Using Sunairio Simulations to Model Grid Stress Index
Now that we’ve established the fundamental relationship between our measure of the Grid Stress Index and energy prices, we note that realistic simulation of this measure requires correctly producing inputs that are probabilistic (replicating extreme events at the correct likelihood) and fully correlated (replicating the correct joint distribution of load, renewables, and generation outages). The Sunairio simulation suite is purpose-built for this task.
In order to present an up-to-date view of energy resources, we update installed capacity projections monthly and retrain/re-simulate energy models weekly.
As we can see from Table 1, there are significant trends in both installed generation capacity and demand, making the downstream effect on the hourly Grid Stress Index complicated to anticipate.
Installed Capacity | 2023 Jun-Aug | 2024 Jun-Aug | Change |
---|---|---|---|
Wind | 37.7 GW | 39.6 GW | +1.9 GW |
Solar | 16.6 GW | 27.1 GW | +10.5 GW |
Non-renewable | 89.2 GW | 90.3 GW | +1.1 GW |
Battery | 2.6 GW | 7.2 GW | +4.6 GW |
Average Load Growth | +7% |
What Did Sunairio Say About ERCOT Summer 2024 Grid Risks?

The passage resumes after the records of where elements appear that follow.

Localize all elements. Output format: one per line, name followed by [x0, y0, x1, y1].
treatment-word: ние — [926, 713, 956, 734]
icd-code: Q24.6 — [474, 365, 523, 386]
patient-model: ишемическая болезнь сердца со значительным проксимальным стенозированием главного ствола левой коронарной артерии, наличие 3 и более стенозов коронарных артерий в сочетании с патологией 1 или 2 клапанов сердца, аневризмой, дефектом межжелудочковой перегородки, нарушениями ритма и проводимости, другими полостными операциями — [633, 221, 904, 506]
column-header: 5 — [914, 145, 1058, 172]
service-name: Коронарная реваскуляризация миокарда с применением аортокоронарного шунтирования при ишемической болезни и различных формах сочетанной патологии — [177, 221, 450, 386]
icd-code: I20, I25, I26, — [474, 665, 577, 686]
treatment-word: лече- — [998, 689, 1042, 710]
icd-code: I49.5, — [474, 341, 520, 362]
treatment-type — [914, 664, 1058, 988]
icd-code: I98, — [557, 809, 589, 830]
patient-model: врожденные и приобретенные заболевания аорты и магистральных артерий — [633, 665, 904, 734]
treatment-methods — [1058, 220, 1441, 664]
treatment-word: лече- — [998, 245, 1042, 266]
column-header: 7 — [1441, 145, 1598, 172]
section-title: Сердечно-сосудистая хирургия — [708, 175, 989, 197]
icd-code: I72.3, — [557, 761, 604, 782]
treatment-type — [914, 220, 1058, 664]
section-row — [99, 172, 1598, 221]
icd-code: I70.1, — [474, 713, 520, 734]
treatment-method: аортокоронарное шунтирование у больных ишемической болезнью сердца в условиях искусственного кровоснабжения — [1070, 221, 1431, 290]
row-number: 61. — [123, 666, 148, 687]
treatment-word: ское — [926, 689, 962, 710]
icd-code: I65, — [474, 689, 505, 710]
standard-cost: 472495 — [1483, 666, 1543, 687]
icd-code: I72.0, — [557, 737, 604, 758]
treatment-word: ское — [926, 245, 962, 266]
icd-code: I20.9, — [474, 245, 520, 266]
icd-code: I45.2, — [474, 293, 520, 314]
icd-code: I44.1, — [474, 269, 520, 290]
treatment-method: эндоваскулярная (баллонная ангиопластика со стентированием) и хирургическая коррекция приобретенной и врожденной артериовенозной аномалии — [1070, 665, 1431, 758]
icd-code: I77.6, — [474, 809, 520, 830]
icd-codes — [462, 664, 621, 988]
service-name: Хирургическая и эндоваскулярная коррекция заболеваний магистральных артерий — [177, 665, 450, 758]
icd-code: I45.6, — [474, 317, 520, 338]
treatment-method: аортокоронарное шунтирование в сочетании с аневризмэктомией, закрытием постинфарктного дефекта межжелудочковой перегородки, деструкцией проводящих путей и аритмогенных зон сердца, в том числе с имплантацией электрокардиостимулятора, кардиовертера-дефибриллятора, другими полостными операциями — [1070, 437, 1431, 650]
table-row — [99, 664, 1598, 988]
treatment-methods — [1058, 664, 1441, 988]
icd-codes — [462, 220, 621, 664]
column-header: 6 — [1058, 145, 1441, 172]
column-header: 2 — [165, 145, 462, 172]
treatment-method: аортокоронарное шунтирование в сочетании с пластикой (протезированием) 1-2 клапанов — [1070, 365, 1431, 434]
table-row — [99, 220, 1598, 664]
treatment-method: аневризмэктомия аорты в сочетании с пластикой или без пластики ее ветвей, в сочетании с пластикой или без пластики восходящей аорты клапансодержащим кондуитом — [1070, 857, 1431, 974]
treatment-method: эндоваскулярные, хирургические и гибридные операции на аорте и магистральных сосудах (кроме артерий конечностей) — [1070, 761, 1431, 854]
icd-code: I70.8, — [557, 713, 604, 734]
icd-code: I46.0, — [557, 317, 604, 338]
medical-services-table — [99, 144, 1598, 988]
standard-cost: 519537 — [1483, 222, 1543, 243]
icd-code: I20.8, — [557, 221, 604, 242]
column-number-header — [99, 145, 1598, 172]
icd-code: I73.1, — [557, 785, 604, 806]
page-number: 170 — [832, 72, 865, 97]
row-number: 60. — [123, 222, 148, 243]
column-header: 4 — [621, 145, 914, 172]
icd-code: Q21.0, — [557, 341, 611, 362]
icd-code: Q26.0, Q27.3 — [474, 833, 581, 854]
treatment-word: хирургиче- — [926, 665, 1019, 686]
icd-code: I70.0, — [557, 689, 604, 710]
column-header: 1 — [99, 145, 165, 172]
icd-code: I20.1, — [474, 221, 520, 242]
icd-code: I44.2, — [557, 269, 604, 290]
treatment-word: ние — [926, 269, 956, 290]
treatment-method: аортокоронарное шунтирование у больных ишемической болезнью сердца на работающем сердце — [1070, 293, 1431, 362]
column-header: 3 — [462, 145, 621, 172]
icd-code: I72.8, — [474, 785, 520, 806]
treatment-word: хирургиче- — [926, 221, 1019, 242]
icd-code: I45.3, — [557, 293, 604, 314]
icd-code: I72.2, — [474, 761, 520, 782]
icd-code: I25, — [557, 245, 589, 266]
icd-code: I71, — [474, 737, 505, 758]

To benchmark Sunairio ERCOT simulations against historical realizations, we compared our pre-summer simulated distribution of Grid Stress Index to the actual distribution from June through August 2024. 2
Figure 3 (left) presents the distribution of forward-looking Sunairio simulations from May 3, 2024 (blue line) against actual distribution (green histogram). The fit is quite close, implying that Sunairio simulations from early May accurately reflected the various risks to the hourly Grid Stress Index (alternatively, one can interpret this fit as an indication that ERCOT June-August 2024 hourly grid balances were distributed close to expectations).
However, comparing the 2023 and 2024 historical distributions of the Grid Stress Index (Figure 3, right), we see that the ERCOT market was much tighter in 2023 than in 2024. In particular, 2023, had far fewer hours in the high-priced regime above 75% available dispatchable generation utilization–a shift that we see ultimately reflected in realized prices too (Figure 4):
North Hub Delivered Spark Spread (6.5HR) | 2023 Jun-Aug Actual | 2024 Jun-Aug 5/3/24 Market | 2024 Jun-Aug Actual | 2024 Actual vs 5/3/24 Market | 2024 Actual vs 2023 Actual |
---|---|---|---|---|---|
Peak ($/MWh) | $153.63 | $112.85 | $29.00 | -$83.85 | -$124.63 |
Off-peak ($/MWh) | $27.09 | $45.06 | $14.95 | -$30.11 | -$12.13 |
7x24 ($/MWh) | $86.69 | $76.79 | $21.47 | -$55.32 | -$65.22 |
Looking at Table 2, we note that 2024 realized prices were not only much lower than their 2023 counterparts but also much lower than pre-season market forward prices. Sunairio pre-season ERCOT simulations at that time, however, were much closer. In other words, Sunairio simulations are excellent predictors of 1-3 month-forward grid balances and are also effective market signals of significant downside to energy prices relative to the same period from 2023.